2. Une politique fiscale contraire à celle de nos concurrents
S'il est exact que le poids des impôts directs
pèse comparativement moins sur les entreprises françaises que sur
leurs concurrentes, les récentes mesures urgentes à
caractère fiscal et financier (MUFF)
adoptées par
l'Assemblée nationale en dernière lecture le 21 octobre dernier
vont dans le sens d'un accroissement des charges fiscales directes des
entreprises.
En effet, en portant le taux de l'impôt sur les sociétés
à 41,66 %, la contribution temporaire de 15 % sur le taux de
l'impôt sur les sociétés place la France au
troisième rang des pays européens juste derrière l'Italie
et l'Allemagne. Mais, il importe d'observer que le taux italien de
l'impôt sur les sociétés (53,2 %) incorpore, outre le
taux de l'imposition d'Etat de 37 %, un taux d'imposition locale de
16,2 %. Quant à l'Allemagne, elle distingue entre
bénéfice distribué, taxé au taux de 30 %, et
bénéfice non distribué imposé au taux de 45 %.
A ces deux taux, s'ajoute une surtaxe de solidarité de 7,5 %
portant le taux marginal à 48,37 %.
L'augmentation de l'impôt sur les sociétés diverge non
seulement de la tendance suivie jusqu'à présent par la France,
mais également de la tendance européenne à la diminution
des charges pesant sur les entreprises.
En effet, il convient de rappeler que le taux de l'impôt sur les
sociétés avait progressivement été porté de
42 % à 33,1/3 % entre 1989 et 1993.
Cette réforme s'était organisée autour de trois axes :
- une baisse régulière du taux de l'impôt qui a ainsi
été ramené par étapes de 50 % en 1985 à
33,1/3 % en 1993 ;
- un élargissement de l'assiette, par l'intégration dans la base
taxable au taux normal de différents produits de placements financiers
bénéficiant auparavant du régime des plus-values ;
- la mise en place de régimes spécifiques (fiscalité de
groupe notamment) qui ont contribué à moderniser de façon
importante notre législation et à la rendre plus attractive,
notamment au regard de nombreux dispositifs étrangers.
Il est pour le moins paradoxal que la France renonce à la position
compétitive à laquelle elle était parvenue sur
l'impôt sur les sociétés au moment où nos principaux
partenaires économiques suivent l'exemple initialement donné par
la France en réduisant substantiellement la fiscalité pesant sur
leurs entreprises
. Ainsi, l'Italie vient-elle d'annoncer l'institution d'un
taux de taxation réduit pour les bénéfices
réinvestis.
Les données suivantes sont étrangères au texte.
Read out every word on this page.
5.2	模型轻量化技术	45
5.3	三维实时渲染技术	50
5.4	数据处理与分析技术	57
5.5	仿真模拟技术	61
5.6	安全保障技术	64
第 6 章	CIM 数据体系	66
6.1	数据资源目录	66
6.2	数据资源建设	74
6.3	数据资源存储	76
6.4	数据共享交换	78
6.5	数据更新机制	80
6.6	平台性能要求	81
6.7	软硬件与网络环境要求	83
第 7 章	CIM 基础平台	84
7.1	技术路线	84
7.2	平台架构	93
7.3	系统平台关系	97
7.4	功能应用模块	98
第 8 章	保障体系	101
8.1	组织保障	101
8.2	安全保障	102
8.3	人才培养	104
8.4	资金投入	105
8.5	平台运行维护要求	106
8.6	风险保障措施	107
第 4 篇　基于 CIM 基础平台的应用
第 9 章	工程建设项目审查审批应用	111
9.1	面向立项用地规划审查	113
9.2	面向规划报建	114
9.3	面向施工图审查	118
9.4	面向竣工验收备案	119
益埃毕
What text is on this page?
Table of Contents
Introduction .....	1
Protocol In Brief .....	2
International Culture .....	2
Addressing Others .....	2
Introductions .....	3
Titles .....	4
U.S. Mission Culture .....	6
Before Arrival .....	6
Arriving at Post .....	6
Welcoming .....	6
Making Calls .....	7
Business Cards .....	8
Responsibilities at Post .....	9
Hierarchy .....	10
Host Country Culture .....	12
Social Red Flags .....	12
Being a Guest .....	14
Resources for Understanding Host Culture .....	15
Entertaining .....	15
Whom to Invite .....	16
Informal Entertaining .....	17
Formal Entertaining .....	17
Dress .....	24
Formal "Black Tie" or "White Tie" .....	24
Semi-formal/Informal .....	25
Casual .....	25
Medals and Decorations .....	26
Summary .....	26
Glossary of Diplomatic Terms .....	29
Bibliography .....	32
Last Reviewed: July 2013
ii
L'Allemagne prévoit d'harmoniser la fiscalité
des bénéfices distribués et non distribués pour les
ramener de 30 et 28 % en 1998 puis au taux unique de 25 % en 1999.
Enfin, la Grande-Bretagne a ramené son taux d'imposition marginal de 33
à 31 % et prévoit de substituer un taux unique au
régime progressif actuel.
De surcroît, la taxation au taux de droit commun des plus-values
à long terme
14(
*
)
va
à contre-courant des législations fiscales de la plupart de nos
partenaires économiques.
En effet, les plus-values sur cessions d'actifs immobilisés
réalisées par les entreprises bénéficient, dans la
généralité des pays, d'un régime d'imposition
particulier, ces profits étant, compte tenu de leur nature propre, soit
soumis à un taux d'imposition réduit lorsque l'actif
cédé est détenu depuis un certain temps par l'entreprise
au moment de sa cession, soit exonérés sous condition de remploi.
Les Etats-Unis, le Japon et la Belgique ont, de façon presque constante
appliqué la première de ces solutions, alors que l'Allemagne,
l'Espagne, les Pays-Bas et la Grande-Bretagne retiennent au contraire la
seconde.
En outre, certains régimes étrangers de
sociétés-holdings existant aux Pays-Bas et, dans une moindre
mesure, au Luxembourg, en Belgique et dans certains cas en Allemagne,
exonèrent totalement les plus-values sur les cessions de participations.
La suppression du régime de taxation réduite des plus-values
en France place ainsi nos entreprises en situation anti-concurrentielle.
Il importe d'ailleurs de noter que
sur le critère fiscal
jugé comme important par nombre de répondants interrogés
par BIPE Conseil et Price Waterhouse,
la position de la France est
jugée globalement mauvaise, voire très mauvaise
. Il convient
de noter une différence entre les industriels français et
étrangers sur ce point : 67 % des industriels étrangers
interrogés jugent ce critère important contre 42 % des
Français, et parmi ceux pour lesquels ce critère est important,
seuls 15 % des étrangers jugent la fiscalité
française attractive, contre 22 % des Français.